Tennis courts have been a constant in Tiafoe’s life. His father was head of maintenance at the Junior Tennis Champions Center in College Park, Md. That meant Francis was pretty much immersed in the sport whether he liked it or not. Fortunately, he liked it — liked it a lot.

Salazar said: “He has an unusual passion and love for the game of tennis.”

Even so, did he ever want to take a break from the sport and those four-hour practice sessions?

“Never,” Tiafoe said strongly. “I have never had a day where I didn’t want to play.”

And Thursday was a perfect day to play in sunny South Florida with picture-perfect weather. Back at Tiafoe’s home in Maryland, the high temperature was in the mid-20s with the low dropping down into the teens.

At 15, Tiafoe looks 17 or 18, standing 6-1½ and weighing 164 pounds. “My dad is pretty tall, around 6-3,” he explained.

He has remained loyal as a player to the Junior Tennis Champions Center, where his career stated — even if he was too young to remember when and how it started.

Tiafoe, with a friendly smile, is outgoing to people. “He’s very positive, enjoys life, likes to be around people and his friends,” Salazar said.

However, there is one person he is sometimes mean and unfriendly to. That would be himself.

When Tiafoe is playing, he becomes intense.
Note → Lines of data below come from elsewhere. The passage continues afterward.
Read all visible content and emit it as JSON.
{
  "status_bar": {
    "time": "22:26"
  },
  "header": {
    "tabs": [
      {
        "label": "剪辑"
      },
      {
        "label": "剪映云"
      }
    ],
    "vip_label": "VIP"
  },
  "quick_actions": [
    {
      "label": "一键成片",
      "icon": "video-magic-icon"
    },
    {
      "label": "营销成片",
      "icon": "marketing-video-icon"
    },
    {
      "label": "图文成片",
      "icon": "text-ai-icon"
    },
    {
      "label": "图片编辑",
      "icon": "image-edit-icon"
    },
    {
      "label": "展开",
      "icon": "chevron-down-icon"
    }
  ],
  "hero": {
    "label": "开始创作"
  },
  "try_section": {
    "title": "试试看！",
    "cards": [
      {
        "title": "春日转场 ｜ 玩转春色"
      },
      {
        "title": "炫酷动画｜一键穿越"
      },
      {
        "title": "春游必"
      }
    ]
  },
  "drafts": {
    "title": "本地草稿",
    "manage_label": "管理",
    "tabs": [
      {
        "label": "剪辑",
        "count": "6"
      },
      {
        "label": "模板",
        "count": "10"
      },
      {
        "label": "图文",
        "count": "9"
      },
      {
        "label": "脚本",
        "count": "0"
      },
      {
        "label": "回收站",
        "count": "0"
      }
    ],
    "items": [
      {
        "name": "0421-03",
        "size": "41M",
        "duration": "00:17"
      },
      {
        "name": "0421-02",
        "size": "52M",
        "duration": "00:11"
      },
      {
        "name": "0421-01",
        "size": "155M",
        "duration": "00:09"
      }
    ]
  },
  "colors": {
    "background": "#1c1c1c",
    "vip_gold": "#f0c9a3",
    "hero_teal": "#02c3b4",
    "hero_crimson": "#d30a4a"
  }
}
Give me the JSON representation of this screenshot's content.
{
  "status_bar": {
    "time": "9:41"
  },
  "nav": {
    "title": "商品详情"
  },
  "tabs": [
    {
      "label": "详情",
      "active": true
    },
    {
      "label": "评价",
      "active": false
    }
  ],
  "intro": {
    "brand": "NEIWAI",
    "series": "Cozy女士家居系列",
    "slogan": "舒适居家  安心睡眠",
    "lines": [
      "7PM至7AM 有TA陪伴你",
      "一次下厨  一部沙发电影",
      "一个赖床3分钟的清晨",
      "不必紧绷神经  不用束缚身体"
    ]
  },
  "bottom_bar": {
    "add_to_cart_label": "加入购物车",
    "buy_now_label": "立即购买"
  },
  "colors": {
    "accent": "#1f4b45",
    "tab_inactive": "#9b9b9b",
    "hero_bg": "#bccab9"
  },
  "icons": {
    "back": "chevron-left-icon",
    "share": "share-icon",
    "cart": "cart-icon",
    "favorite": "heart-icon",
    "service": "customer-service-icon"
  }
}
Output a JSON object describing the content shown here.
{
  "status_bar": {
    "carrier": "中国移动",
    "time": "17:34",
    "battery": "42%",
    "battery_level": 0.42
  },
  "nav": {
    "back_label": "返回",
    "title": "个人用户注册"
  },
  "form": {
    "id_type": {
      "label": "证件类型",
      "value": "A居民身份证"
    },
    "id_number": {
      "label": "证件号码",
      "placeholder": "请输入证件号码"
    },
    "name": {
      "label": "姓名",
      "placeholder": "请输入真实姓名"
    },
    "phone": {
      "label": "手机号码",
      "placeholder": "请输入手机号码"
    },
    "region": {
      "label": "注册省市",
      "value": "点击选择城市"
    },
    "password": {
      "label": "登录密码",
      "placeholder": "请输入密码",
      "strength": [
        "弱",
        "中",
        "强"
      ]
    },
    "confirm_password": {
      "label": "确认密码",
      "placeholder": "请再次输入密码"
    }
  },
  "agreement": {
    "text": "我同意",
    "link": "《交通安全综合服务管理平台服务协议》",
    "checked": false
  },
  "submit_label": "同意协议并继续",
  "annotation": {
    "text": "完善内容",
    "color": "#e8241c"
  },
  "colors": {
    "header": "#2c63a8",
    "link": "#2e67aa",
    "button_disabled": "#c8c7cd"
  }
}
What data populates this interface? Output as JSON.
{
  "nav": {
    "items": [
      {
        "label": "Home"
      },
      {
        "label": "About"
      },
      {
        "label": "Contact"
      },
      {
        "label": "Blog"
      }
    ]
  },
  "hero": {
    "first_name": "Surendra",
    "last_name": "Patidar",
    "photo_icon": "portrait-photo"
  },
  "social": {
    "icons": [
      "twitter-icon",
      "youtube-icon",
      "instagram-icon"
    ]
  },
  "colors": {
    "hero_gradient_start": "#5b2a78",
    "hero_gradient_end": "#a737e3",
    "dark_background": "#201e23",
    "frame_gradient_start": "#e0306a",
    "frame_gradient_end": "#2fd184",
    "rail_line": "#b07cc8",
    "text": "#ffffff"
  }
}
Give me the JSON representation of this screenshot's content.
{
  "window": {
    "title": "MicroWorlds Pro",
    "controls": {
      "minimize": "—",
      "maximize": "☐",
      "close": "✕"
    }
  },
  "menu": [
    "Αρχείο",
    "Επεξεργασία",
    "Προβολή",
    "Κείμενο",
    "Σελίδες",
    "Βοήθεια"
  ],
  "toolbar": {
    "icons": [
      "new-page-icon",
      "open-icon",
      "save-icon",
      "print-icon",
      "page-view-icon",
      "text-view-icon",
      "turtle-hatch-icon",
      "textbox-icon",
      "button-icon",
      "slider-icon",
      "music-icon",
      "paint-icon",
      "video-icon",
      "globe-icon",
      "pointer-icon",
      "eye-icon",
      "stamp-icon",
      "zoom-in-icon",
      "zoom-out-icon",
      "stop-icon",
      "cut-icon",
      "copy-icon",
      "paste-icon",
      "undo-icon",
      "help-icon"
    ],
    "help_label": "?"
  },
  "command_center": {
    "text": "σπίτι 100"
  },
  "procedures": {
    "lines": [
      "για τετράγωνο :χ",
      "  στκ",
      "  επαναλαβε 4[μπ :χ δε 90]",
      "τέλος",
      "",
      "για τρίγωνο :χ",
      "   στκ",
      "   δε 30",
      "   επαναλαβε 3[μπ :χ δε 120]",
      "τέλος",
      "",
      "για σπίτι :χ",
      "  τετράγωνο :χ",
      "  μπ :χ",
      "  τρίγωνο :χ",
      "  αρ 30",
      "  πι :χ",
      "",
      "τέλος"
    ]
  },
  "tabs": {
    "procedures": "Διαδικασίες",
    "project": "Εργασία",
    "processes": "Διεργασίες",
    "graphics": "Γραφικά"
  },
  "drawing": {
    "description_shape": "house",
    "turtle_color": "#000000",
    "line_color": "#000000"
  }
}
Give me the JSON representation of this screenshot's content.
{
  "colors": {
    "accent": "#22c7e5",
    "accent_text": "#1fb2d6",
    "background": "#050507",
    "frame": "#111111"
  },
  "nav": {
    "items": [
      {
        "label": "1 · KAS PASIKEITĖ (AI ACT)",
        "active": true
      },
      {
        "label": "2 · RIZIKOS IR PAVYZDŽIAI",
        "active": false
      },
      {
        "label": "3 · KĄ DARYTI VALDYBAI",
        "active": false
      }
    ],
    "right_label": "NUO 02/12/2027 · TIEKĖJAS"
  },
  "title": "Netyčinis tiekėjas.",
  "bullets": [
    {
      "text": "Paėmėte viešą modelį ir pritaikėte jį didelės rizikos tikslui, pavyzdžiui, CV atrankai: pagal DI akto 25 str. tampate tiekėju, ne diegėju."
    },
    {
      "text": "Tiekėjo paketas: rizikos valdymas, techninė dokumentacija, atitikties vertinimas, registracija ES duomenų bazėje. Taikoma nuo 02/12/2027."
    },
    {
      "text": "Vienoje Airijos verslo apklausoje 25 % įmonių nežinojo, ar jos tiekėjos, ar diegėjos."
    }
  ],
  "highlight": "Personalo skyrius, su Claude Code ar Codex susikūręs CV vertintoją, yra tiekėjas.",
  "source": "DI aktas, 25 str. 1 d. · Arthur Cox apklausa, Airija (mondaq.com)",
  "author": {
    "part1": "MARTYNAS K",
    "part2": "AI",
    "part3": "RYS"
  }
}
When he hits a poor shot, he grimaces, he chastises himself, he urges himself in no uncertain terms to do better.

“I hate to lose,” Tiafoe explained. “When it comes to competing, I am hard on myself. But, at the same time, I always respect my opponent.”

Tiafoe was pleased with his dominating performance Thursday. “I played very well on both sides,” he said.

As for the possibility of winning the prestigious OB title, he said, “I don’t take it that far at this point.”

However, there is one thing he covets in the distant future —“I want to play pro tennis.”

His coach, not his parents, travel to tournaments with him. “I always call them and tell them how I did,” Tiafoe said. “They’re never hard on me even if I lose.”

With that said, Tiafoe excused himself. He had a phone call to make — to mom and dad.

• In other key boys’ 18 matches: No.1 seed Alexander Zverev of Germany defeated Francisco Bahamonde of Argentina, 6-2, 6-0; No.4 seed 15-year-old Stefan Kozlov of the U.S. topped Weiqiang Zheng of China, 6-2, 6-2; and No.6 Michael Mmoh of the U.S. defeated Marcelo Zormann of Brazil, 6-3, 6-4

In key girls’ 18 matches: No.1 seed Varvara Flink of Russia defeated 14th-seeded Fanny Stollar of Hungary, 6-7 (2-7), 6-1, 6-2; and Tornado Black, a third seed from the United States, topped Mexico’s Renata Zarazua, 6-2, 6-2.